The State System is in the midst of a redesign. In July, it combined six of its 14 universities into two: PennWest was created by merging California, Clarion and Edinboro universities, and Commonwealth University by combining Bloomsburg, Lock Haven and Mansfield universities.
State subsidies to higher education have typically been among the lowest in the nation, often ranking as low as 47th out of 50 states, according to Grapevine report data from the State Higher Education Executive Officers Association and Illinois State University.
This year, the State System sought and received a major increase in state funding, from $477 million to $552 million.
For next year, the system is seeking a 3.8% increase, which would boost annual funding to $573.5 million. It also is asking for $112 million, mostly in financial aid, for students in fields with sizable worker shortages, including health care, engineering, education, social work and computer science.
“This funding request would benefit all of our students by allowing the system to freeze tuition for an unprecedented fifth year,” said Cynthia Shapira, State System board of governors chair.
That’s key to schools that serve working adults and the disadvantaged, said Andrew Koricich, who grew up in rural Pennsylvania and teaches at Appalachian State University in North Carolina while also serving as executive director of the Alliance for Research on Regional Colleges.
“It’s especially important in a state like Pennsylvania where state divestment has caused prices to soar at many institutions, basically all of the public four-year schools,” he said.

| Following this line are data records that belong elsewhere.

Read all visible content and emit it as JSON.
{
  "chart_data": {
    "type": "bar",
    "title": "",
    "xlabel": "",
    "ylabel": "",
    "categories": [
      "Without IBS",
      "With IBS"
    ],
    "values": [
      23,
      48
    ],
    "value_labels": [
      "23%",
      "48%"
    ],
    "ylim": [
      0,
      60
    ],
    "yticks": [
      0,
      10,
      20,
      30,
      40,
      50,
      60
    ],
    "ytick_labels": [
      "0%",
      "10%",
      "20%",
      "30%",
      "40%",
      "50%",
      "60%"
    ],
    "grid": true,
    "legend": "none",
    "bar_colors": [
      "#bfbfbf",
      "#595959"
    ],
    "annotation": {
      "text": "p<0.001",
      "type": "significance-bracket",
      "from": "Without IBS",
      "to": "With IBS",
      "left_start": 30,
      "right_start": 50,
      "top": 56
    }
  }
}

But freezing prices can sustain the system for only so long. Without additional aid, Koricich added, programs could suffer.

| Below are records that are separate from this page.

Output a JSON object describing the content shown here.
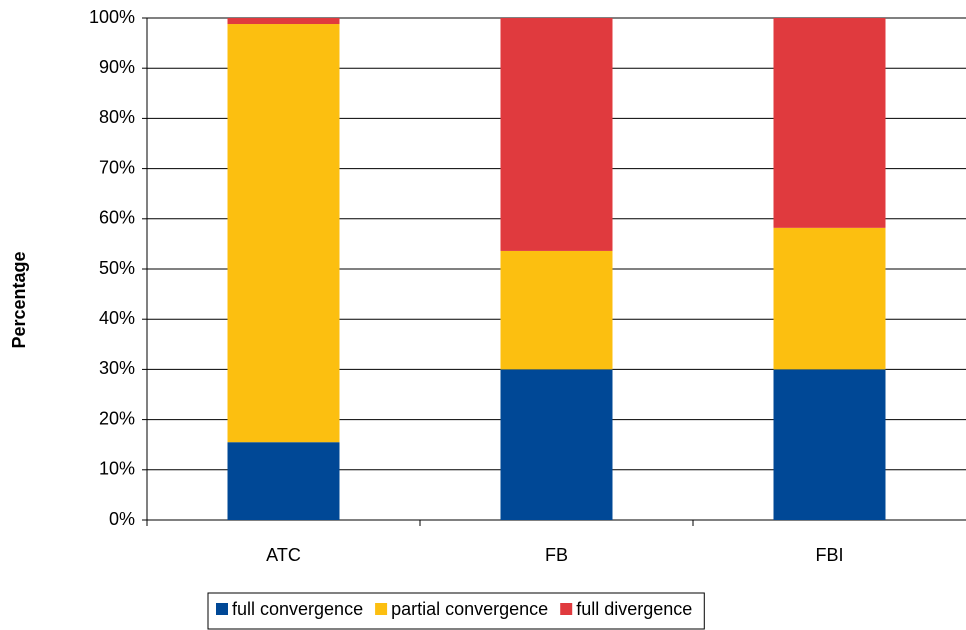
{
  "chart_data": {
    "type": "stacked_bar",
    "y_label": "Percentage",
    "categories": [
      "ATC",
      "FB",
      "FBI"
    ],
    "series": [
      {
        "name": "full convergence",
        "color": "#004896",
        "values": [
          15.5,
          30,
          30
        ]
      },
      {
        "name": "partial convergence",
        "color": "#fcbf10",
        "values": [
          83.3,
          23.6,
          28.2
        ]
      },
      {
        "name": "full divergence",
        "color": "#e03a3e",
        "values": [
          1.2,
          46.4,
          41.8
        ]
      }
    ],
    "ylim": [
      0,
      100
    ],
    "yticks": [
      {
        "value": 0,
        "label": "0%"
      },
      {
        "value": 10,
        "label": "10%"
      },
      {
        "value": 20,
        "label": "20%"
      },
      {
        "value": 30,
        "label": "30%"
      },
      {
        "value": 40,
        "label": "40%"
      },
      {
        "value": 50,
        "label": "50%"
      },
      {
        "value": 60,
        "label": "60%"
      },
      {
        "value": 70,
        "label": "70%"
      },
      {
        "value": 80,
        "label": "80%"
      },
      {
        "value": 90,
        "label": "90%"
      },
      {
        "value": 100,
        "label": "100%"
      }
    ],
    "grid": true,
    "legend": "bottom"
  }
}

The State System is the least expensive university option in Pennsylvania, a fraction of what it costs to live and study on the main campuses of Penn State University and the University of Pittsburgh.
The system price curbs are encouraging, but inflation means operating costs will still rise on campuses that already have seen program and job cuts, said Kenneth Mash, an East Stroudsburg professor and president of the Association of Pennsylvania State College and University Faculties.

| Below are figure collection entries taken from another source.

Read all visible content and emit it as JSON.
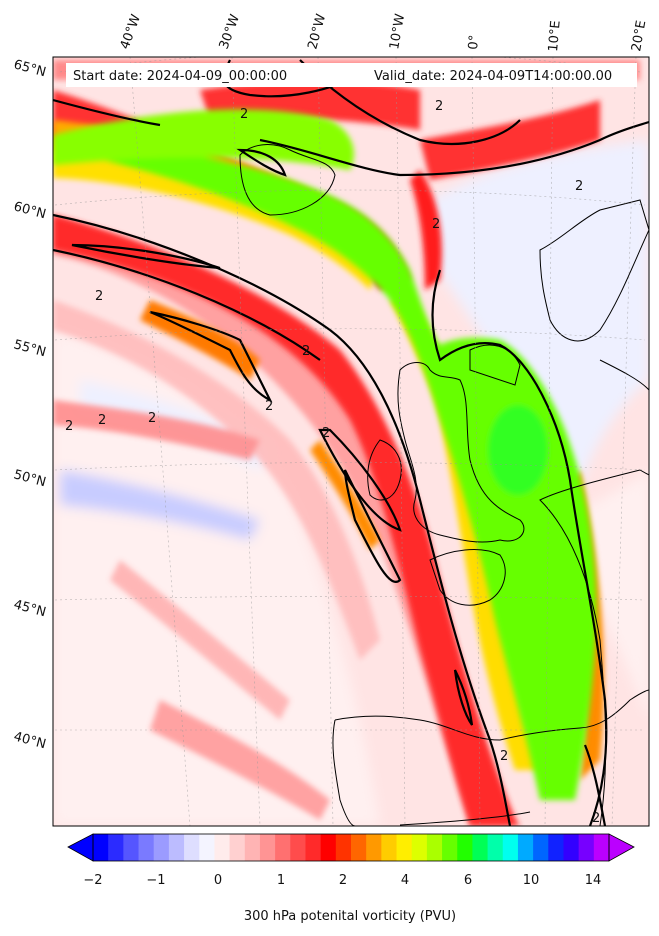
{
  "header": {
    "start_label": "Start date: 2024-04-09_00:00:00",
    "valid_label": "Valid_date: 2024-04-09T14:00:00.00"
  },
  "map": {
    "field": "300 hPa potential vorticity",
    "contour_level": "2",
    "lon_labels": [
      "40°W",
      "30°W",
      "20°W",
      "10°W",
      "0°",
      "10°E",
      "20°E"
    ],
    "lat_labels": [
      "65°N",
      "60°N",
      "55°N",
      "50°N",
      "45°N",
      "40°N"
    ],
    "palette": {
      "negative_deep": "#1a1aff",
      "negative_light": "#c8c8ff",
      "near_zero": "#f0f0ff",
      "pink_light": "#ffe6e6",
      "pink": "#ffb0b0",
      "red": "#ff2020",
      "orange": "#ff8c00",
      "yellow": "#ffe000",
      "green": "#66ff00",
      "cyan": "#00ffee",
      "blue": "#0070ff",
      "violet": "#cc00ff"
    }
  },
  "colorbar": {
    "ticks": [
      "−2",
      "−1",
      "0",
      "1",
      "2",
      "4",
      "6",
      "10",
      "14"
    ],
    "label": "300 hPa potenital vorticity (PVU)",
    "colors": [
      "#0000ff",
      "#2b2bff",
      "#5555ff",
      "#7a7aff",
      "#9b9bff",
      "#bcbcff",
      "#dedeff",
      "#f4f4ff",
      "#ffecec",
      "#ffd0d0",
      "#ffb4b4",
      "#ff9494",
      "#ff7070",
      "#ff4c4c",
      "#ff2a2a",
      "#ff0000",
      "#ff3300",
      "#ff6600",
      "#ff9900",
      "#ffcc00",
      "#ffee00",
      "#ddff00",
      "#aaff00",
      "#66ff00",
      "#22ff00",
      "#00ff55",
      "#00ffaa",
      "#00ffee",
      "#00aaff",
      "#0066ff",
      "#1122ff",
      "#3300ff",
      "#7700ff",
      "#bb00ff"
    ]
  }
}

“It all goes back to what the allocation is going to be from the commonwealth,” he said.
The State System did not fall into a price predicament overnight.
Saddled with aging campus facilities, lagging state aid and too many empty classroom seats, it decided to go big two decades ago to better compete for students.
What followed was a $1 billion-plus building boom, much of it financed by debt, that focused less on classroom development than on new recreation centers, performance venues, upscale housing and restaurant-style eateries complete with demonstration cooking.
Athletic arenas sprang up in places including IUP and California. Aging rooms that accommodated two students with group shower stalls were replaced with higher-end, suite-style residences, first at California and then systemwide.
At Slippery Rock, a half-million-dollar waterfall adorned an exterior wall of a new student center.
The wow factor of these new developments helped fuel an enrollment surge to a peak of 119,513 students by 2010. But paying for them drove up student fees and stretched campus budgets as enrollment began a 12-year slump, falling to 84,556 by this year.
As one of a few State System schools that switched last decade from flat tuition for full-time, in-state students to more expensive per-credit pricing, IUP’s leaders faced criticism as declining enrollment worsened campus finances, leading to program cuts and fewer faculty spots.
In March, IUP President Michael Driscoll announced the return to flat, full-time tuition, reducing in-state charges to $7,716 a year for students taking 12 to 18 credits — a cut from $9,570 a year. He said it was part of a broader response to students and families.
“While this will be the next step in our affordability work, it won’t be the last,” he said.